Der Pokal hat halt seine eigenen Gesetze

Zwischen Nußloch und Wießloch wird auch Fußball gespielt
Von Karl Rehnagel
|    Ausgabe vom 4. November 2016
Haupttribüne des Sportparks am Lotter Kreuz
Haupttribüne des Sportparks am Lotter Kreuz

Die „Sportfreunde Lotte“, deren Namen schon eher in die Kategorie „Ruckzuck Husum“ oder „Barfuss Peterstal“ denn in die Schublade „ernstzunehmender Fußballverein“ passt, kegelt die Millionentruppe aus Leverkusen aus dem Rennen. Der Club „FC Astoria Walldorf“, eine bunte Ansammlung von Studenten und Malochern, von dem ca. 75 Prozent der Bevölkerung bezweifelt, das es ihn überhaupt gibt, haut den Erstligisten SV Darmstadt aus dem Pokal. Und „Arminia Bielefeld“ zieht ebenfalls ins Achtelfinale, wobei 100 Prozent der Bevölkerung ja sogar weiß, dass es Bielefeld gar nicht gibt. Abgefahren.

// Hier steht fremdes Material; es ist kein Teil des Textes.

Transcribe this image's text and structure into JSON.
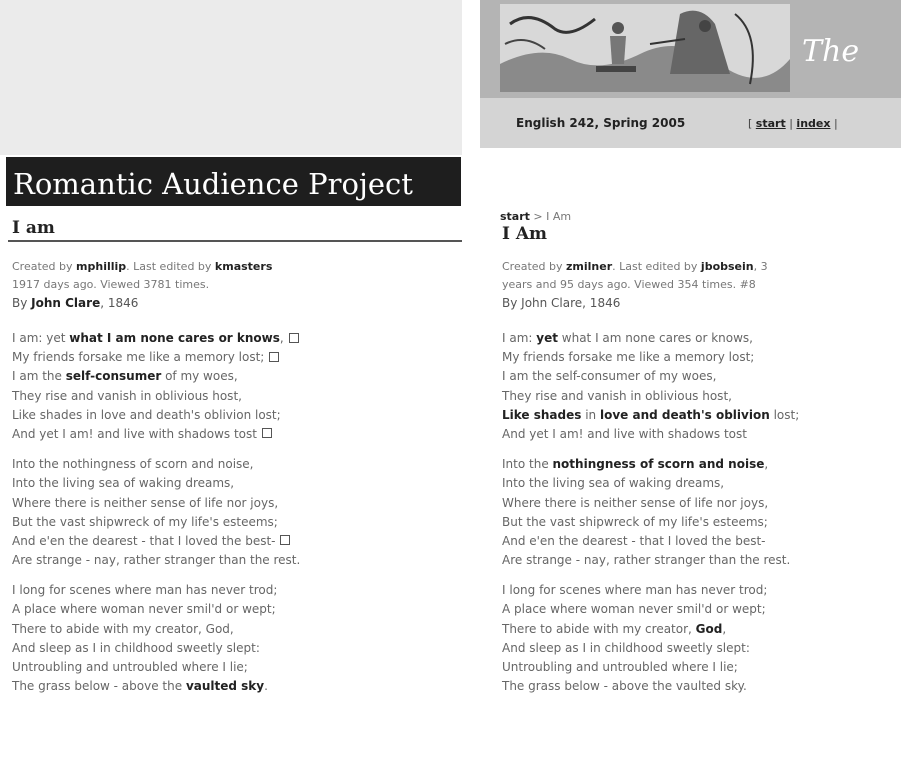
{
  "left": {
    "project_title": "Romantic Audience Project",
    "page_title": "I am",
    "meta": {
      "created_prefix": "Created by ",
      "created_by": "mphillip",
      "edited_prefix": ". Last edited by ",
      "edited_by": "kmasters",
      "age_views": "1917 days ago. Viewed 3781 times."
    },
    "byline": {
      "by": "By ",
      "author": "John Clare",
      "year": ", 1846"
    },
    "stanzas": [
      [
        [
          {
            "t": "I am: yet "
          },
          {
            "t": "what I am none cares or knows",
            "b": true
          },
          {
            "t": ","
          },
          {
            "icon": "note-icon"
          }
        ],
        [
          {
            "t": "My friends forsake me like a memory lost;"
          },
          {
            "icon": "note-icon"
          }
        ],
        [
          {
            "t": "I am the "
          },
          {
            "t": "self-consumer",
            "b": true
          },
          {
            "t": " of my woes,"
          }
        ],
        [
          {
            "t": "They rise and vanish in oblivious host,"
          }
        ],
        [
          {
            "t": "Like shades in love and death's oblivion lost;"
          }
        ],
        [
          {
            "t": "And yet I am! and live with shadows tost"
          },
          {
            "icon": "note-icon"
          }
        ]
      ],
      [
        [
          {
            "t": "Into the nothingness of scorn and noise,"
          }
        ],
        [
          {
            "t": "Into the living sea of waking dreams,"
          }
        ],
        [
          {
            "t": "Where there is neither sense of life nor joys,"
          }
        ],
        [
          {
            "t": "But the vast shipwreck of my life's esteems;"
          }
        ],
        [
          {
            "t": "And e'en the dearest - that I loved the best-"
          },
          {
            "icon": "note-icon"
          }
        ],
        [
          {
            "t": "Are strange - nay, rather stranger than the rest."
          }
        ]
      ],
      [
        [
          {
            "t": "I long for scenes where man has never trod;"
          }
        ],
        [
          {
            "t": "A place where woman never smil'd or wept;"
          }
        ],
        [
          {
            "t": "There to abide with my creator, God,"
          }
        ],
        [
          {
            "t": "And sleep as I in childhood sweetly slept:"
          }
        ],
        [
          {
            "t": "Untroubling and untroubled where I lie;"
          }
        ],
        [
          {
            "t": "The grass below - above the "
          },
          {
            "t": "vaulted sky",
            "b": true
          },
          {
            "t": "."
          }
        ]
      ]
    ]
  },
  "right": {
    "banner_title": "The",
    "course_title": "English 242, Spring 2005",
    "nav": {
      "open": "[ ",
      "start": "start",
      "sep1": " | ",
      "index": "index",
      "sep2": " |"
    },
    "breadcrumb": {
      "start": "start",
      "sep": " > ",
      "current": "I Am"
    },
    "page_title": "I Am",
    "meta": {
      "created_prefix": "Created by ",
      "created_by": "zmilner",
      "edited_prefix": ". Last edited by ",
      "edited_by": "jbobsein",
      "line1_tail": ", 3",
      "line2": "years and 95 days ago. Viewed 354 times. #8"
    },
    "byline": "By John Clare, 1846",
    "stanzas": [
      [
        [
          {
            "t": "I am: "
          },
          {
            "t": "yet",
            "b": true
          },
          {
            "t": " what I am none cares or knows,"
          }
        ],
        [
          {
            "t": "My friends forsake me like a memory lost;"
          }
        ],
        [
          {
            "t": "I am the self-consumer of my woes,"
          }
        ],
        [
          {
            "t": "They rise and vanish in oblivious host,"
          }
        ],
        [
          {
            "t": "Like shades",
            "b": true
          },
          {
            "t": " in "
          },
          {
            "t": "love and death's oblivion",
            "b": true
          },
          {
            "t": " lost;"
          }
        ],
        [
          {
            "t": "And yet I am! and live with shadows tost"
          }
        ]
      ],
      [
        [
          {
            "t": "Into the "
          },
          {
            "t": "nothingness of scorn and noise",
            "b": true
          },
          {
            "t": ","
          }
        ],
        [
          {
            "t": "Into the living sea of waking dreams,"
          }
        ],
        [
          {
            "t": "Where there is neither sense of life nor joys,"
          }
        ],
        [
          {
            "t": "But the vast shipwreck of my life's esteems;"
          }
        ],
        [
          {
            "t": "And e'en the dearest - that I loved the best-"
          }
        ],
        [
          {
            "t": "Are strange - nay, rather stranger than the rest."
          }
        ]
      ],
      [
        [
          {
            "t": "I long for scenes where man has never trod;"
          }
        ],
        [
          {
            "t": "A place where woman never smil'd or wept;"
          }
        ],
        [
          {
            "t": "There to abide with my creator, "
          },
          {
            "t": "God",
            "b": true
          },
          {
            "t": ","
          }
        ],
        [
          {
            "t": "And sleep as I in childhood sweetly slept:"
          }
        ],
        [
          {
            "t": "Untroubling and untroubled where I lie;"
          }
        ],
        [
          {
            "t": "The grass below - above the vaulted sky."
          }
        ]
      ]
    ]
  }
}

Der Pokal hat halt seine eigenen Gesetze. Kann alles passieren. Und tut’s dann auch ganz schön häufig. Meine Dortmunder wollten gegen „Union Berlin“ auch kräftig dabei helfen, vergaßen aber, dies Opa Weidenfeller mitzuteilen. Vielleicht ist er auch mittlerweile etwas schwerhörig, der Gute. Er kannte zumindest keine Gnade, hielt zwei Elfer und meinte hinterher: „Ich bin nicht unbedingt ein Elfmeter-Killer“. Interessant. Genauso wie ein junger Kerl namens Jacob Bruun Larsen, von dem ich noch nie gehört habe, der aber einfach mal bei uns gespielt hat. Und zwar ziemlich gut. Wo Tofuwürstchen Tuchel die immer herholt – keine Ahnung. Von letzterem hat der geliebte Blau-Weiße Reviernachbar ja bekanntlich auch jede Menge, anders erklärt sich kaum, dass nach einem lockeren 3:0 fast noch das Spiel in die Buxe geht. „Völlig unerklärlich, was sich die Schalker im zweiten Durchgang gedacht haben“, schreibt der Liveticker und ich möchte rufen „Denken?! Seit wann denken die?!“. Ach ja: Der Pokal hat ja seine eigenen Gesetze.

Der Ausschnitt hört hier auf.